By late afternoon, it had started snowing a lot. My Mongolian friends had gone to find a place to stay for the night before they continued their trip up to Russia, and I had met up with a PCV who lives in Murun and another volunteer who works at the Murun Bookbridge center. The snow and wind got so bad that we had to seek shelter in one of the gers until the bus back to Murun would be leaving. Finally making our way back to the bus proved difficult, as it was now a full-on blizzard.

Good luck finding your vehicle in this!

Good luck finding your vehicle in this!

After trudging through the snow, fighting against the wind, and slipping and falling on the ice some more, we finally made it to a bus that was heading to Murun! The blizzard was so bad that the normally 1-1.5 hour ride took about 3.5 hours. You couldn’t see 3 feet in front of you, and snow and ice stuck to the windshield so much that one of the windshield wipers broke, so then we had to stop every 10 minutes or so for the driver to go outside and scrape the windshield clear. But that didn’t improve visibility too much, so then they just left the door open and had another guy hang out of it to look at the road ahead and tell the driver “left” or “right” so he didn’t send us careening off the road.

The worst of it had passed by the time we finally got into Murun that evening, but the next morning we all received a text from PC/Mongolia saying that the snowstorm had spread across a large part of the country and had shut down all transportation into and out of UB. But it was already nice and sunny again in Khuvsgul so I didn’t think there would be issues for long since the storm had already passed over the route I needed.

Unfortunately (a bit of an understatement), when I went to the bus station later that afternoon for the 6pm overnight bus to UB, I was told that the road to UB was still shut down and no buses would be leaving until the next day (which didn’t help me since the Eagle Festival was the next day, and I was still 14 hours away from UB). I asked if any mikrs or taxis or anything were heading to UB, but they said the Department of Transportation had blocked all the roads, so no one could come or go.

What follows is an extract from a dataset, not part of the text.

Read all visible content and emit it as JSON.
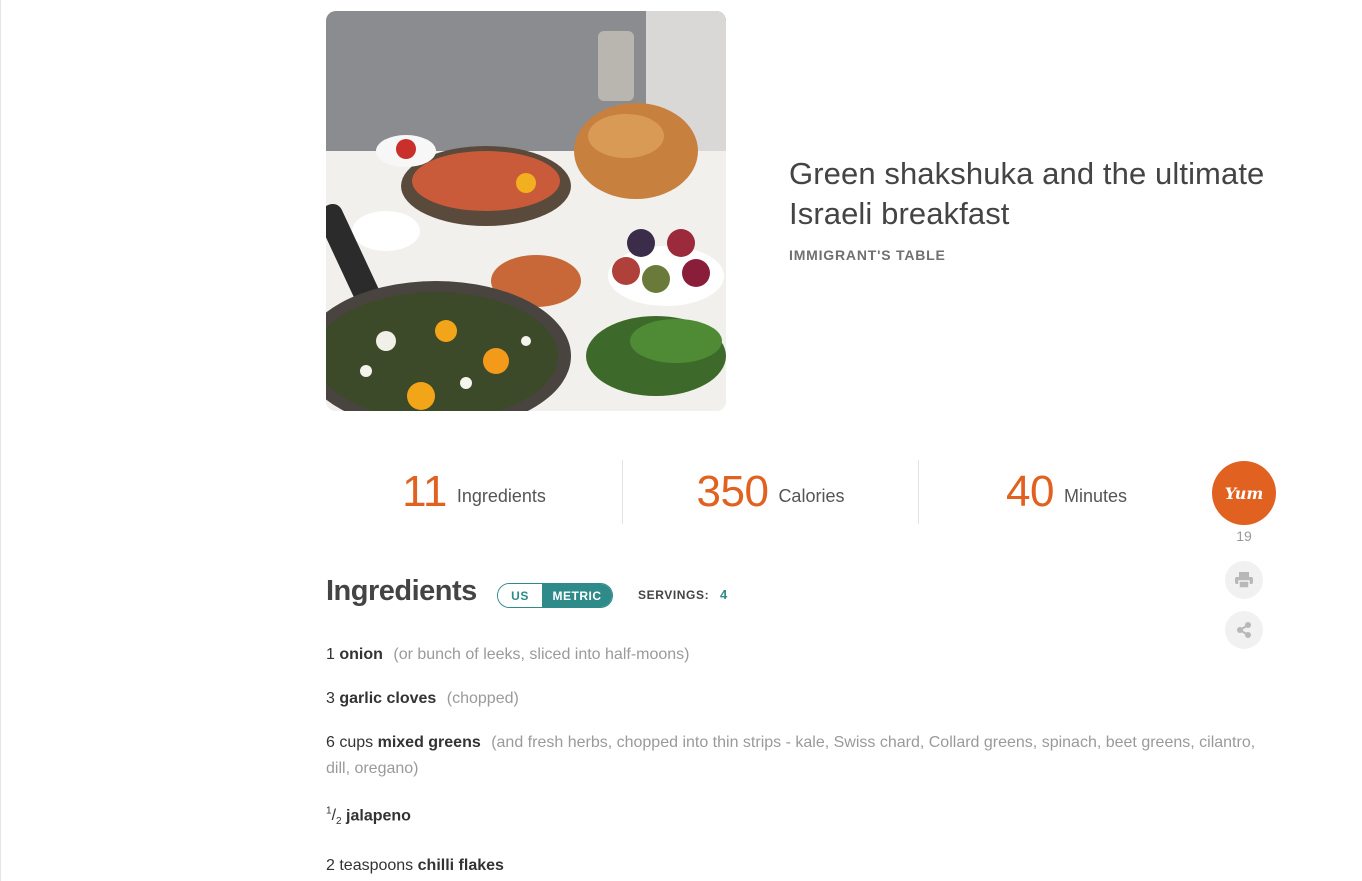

Later I called the PCV who was organizing the mikr for us to take to the Eagle Festival to see if she had heard anything about the blizzard affecting the schedule (with me hoping they would maybe postpone it until the next day so I–and a ton of other people who were stuck outside of UB–could still go), but the festival was still on for that Saturday. I guess all the eagle hunters had come into UB days ahead of time and so the snowstorm hadn’t affected them.

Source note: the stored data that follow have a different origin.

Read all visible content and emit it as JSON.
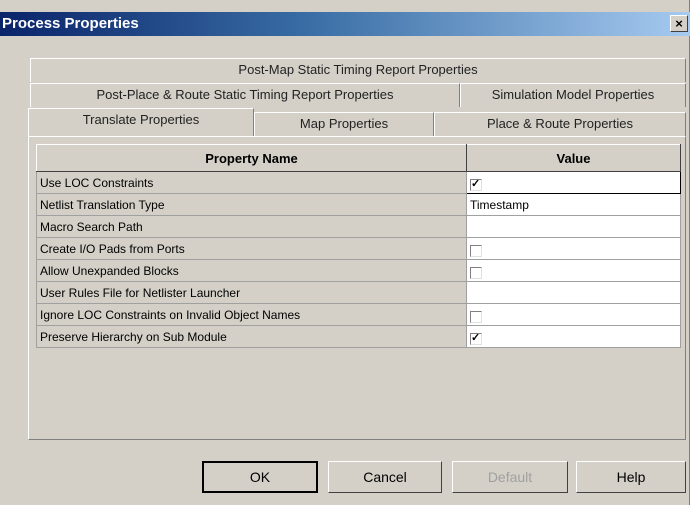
{
  "window": {
    "title": "Process Properties",
    "close_glyph": "×"
  },
  "tabs": {
    "row1": [
      {
        "label": "Post-Map Static Timing Report Properties"
      }
    ],
    "row2": [
      {
        "label": "Post-Place & Route Static Timing Report Properties"
      },
      {
        "label": "Simulation Model Properties"
      }
    ],
    "row3": [
      {
        "label": "Translate Properties",
        "active": true
      },
      {
        "label": "Map Properties"
      },
      {
        "label": "Place & Route Properties"
      }
    ]
  },
  "grid": {
    "headers": {
      "name": "Property Name",
      "value": "Value"
    },
    "rows": [
      {
        "name": "Use LOC Constraints",
        "type": "checkbox",
        "checked": true,
        "selected": true
      },
      {
        "name": "Netlist Translation Type",
        "type": "text",
        "value": "Timestamp"
      },
      {
        "name": "Macro Search Path",
        "type": "text",
        "value": ""
      },
      {
        "name": "Create I/O Pads from Ports",
        "type": "checkbox",
        "checked": false
      },
      {
        "name": "Allow Unexpanded Blocks",
        "type": "checkbox",
        "checked": false
      },
      {
        "name": "User Rules File for Netlister Launcher",
        "type": "text",
        "value": ""
      },
      {
        "name": "Ignore LOC Constraints on Invalid Object Names",
        "type": "checkbox",
        "checked": false
      },
      {
        "name": "Preserve Hierarchy on Sub Module",
        "type": "checkbox",
        "checked": true
      }
    ]
  },
  "buttons": {
    "ok": "OK",
    "cancel": "Cancel",
    "default": "Default",
    "help": "Help"
  },
  "colors": {
    "face": "#d4d0c8",
    "titlebar_start": "#0a246a",
    "titlebar_end": "#a6caf0",
    "disabled_text": "#a0a0a0"
  }
}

Buses from Murun started running again the next morning, so I got to spend the whole Saturday that I was supposed to be enjoying with friends at Eagle Fest on a long, boring bus ride with a bunch of strangers.

It sucked 😦

Then I just spent a couple days in UB drowning my sorrows in pizza, Burger King, and Cinnabon, before the flight back to Zavkhan (I had bought a plane ticket ahead of time because I was not taking that long-ass bus ride back to site by myself).

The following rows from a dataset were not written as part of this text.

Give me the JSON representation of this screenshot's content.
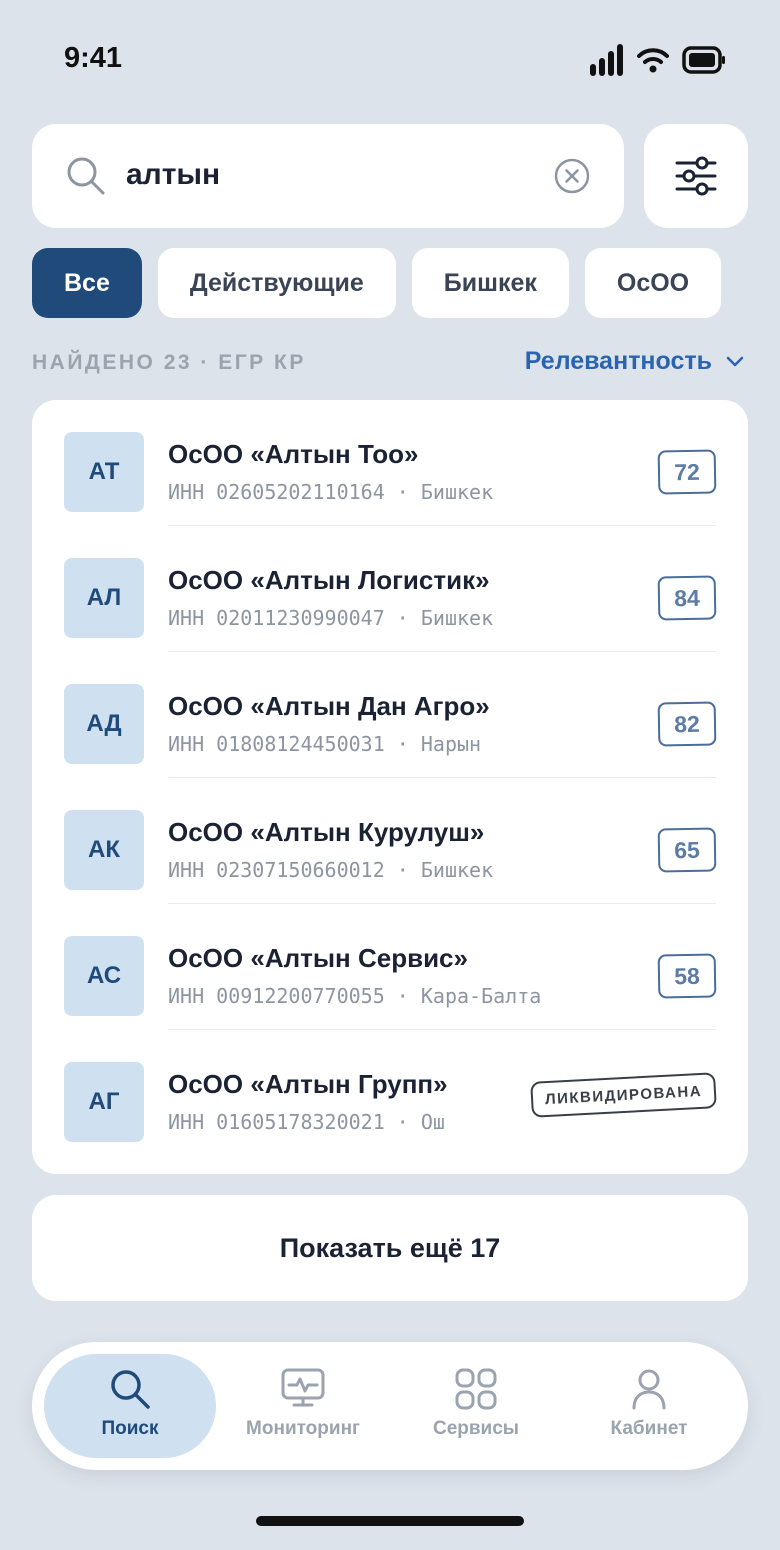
{
  "status_bar": {
    "time": "9:41"
  },
  "search": {
    "value": "алтын"
  },
  "chips": [
    {
      "label": "Все",
      "active": true
    },
    {
      "label": "Действующие",
      "active": false
    },
    {
      "label": "Бишкек",
      "active": false
    },
    {
      "label": "ОсОО",
      "active": false
    }
  ],
  "results_header": {
    "found": "НАЙДЕНО 23 · ЕГР КР",
    "sort": "Релевантность"
  },
  "results": [
    {
      "initials": "АТ",
      "name": "ОсОО «Алтын Тоо»",
      "meta": "ИНН 02605202110164 · Бишкек",
      "score": "72"
    },
    {
      "initials": "АЛ",
      "name": "ОсОО «Алтын Логистик»",
      "meta": "ИНН 02011230990047 · Бишкек",
      "score": "84"
    },
    {
      "initials": "АД",
      "name": "ОсОО «Алтын Дан Агро»",
      "meta": "ИНН 01808124450031 · Нарын",
      "score": "82"
    },
    {
      "initials": "АК",
      "name": "ОсОО «Алтын Курулуш»",
      "meta": "ИНН 02307150660012 · Бишкек",
      "score": "65"
    },
    {
      "initials": "АС",
      "name": "ОсОО «Алтын Сервис»",
      "meta": "ИНН 00912200770055 · Кара-Балта",
      "score": "58"
    },
    {
      "initials": "АГ",
      "name": "ОсОО «Алтын Групп»",
      "meta": "ИНН 01605178320021 · Ош",
      "status": "ЛИКВИДИРОВАНА"
    }
  ],
  "show_more": "Показать ещё 17",
  "tabs": [
    {
      "label": "Поиск",
      "icon": "search-icon",
      "active": true
    },
    {
      "label": "Мониторинг",
      "icon": "monitor-icon",
      "active": false
    },
    {
      "label": "Сервисы",
      "icon": "grid-icon",
      "active": false
    },
    {
      "label": "Кабинет",
      "icon": "user-icon",
      "active": false
    }
  ],
  "colors": {
    "accent": "#1f4a7a",
    "link": "#2a64b0",
    "avatar_bg": "#cfe0f1",
    "background": "#dde3eb"
  }
}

On a much happier note, in just a couple days my sitemate and I are heading back to UB to go on a trip to Japan! It will be the first time either of us have left Mongolia since we arrived almost two years ago, so words can’t express how excited we are to spend 10 days in Japan (with a few days in UB on either end)! This trip is actually the main reason I had had my parents send me the new camera, so as luck would have it, I ended up breaking it right before the trip! I still haven’t decided if I’ll buy a new camera in UB, during our layover in Seoul, or on our first day in Japan, or if I’ll just make do with my iPhone and my older, also-broken-but-still-somewhat-functional camera.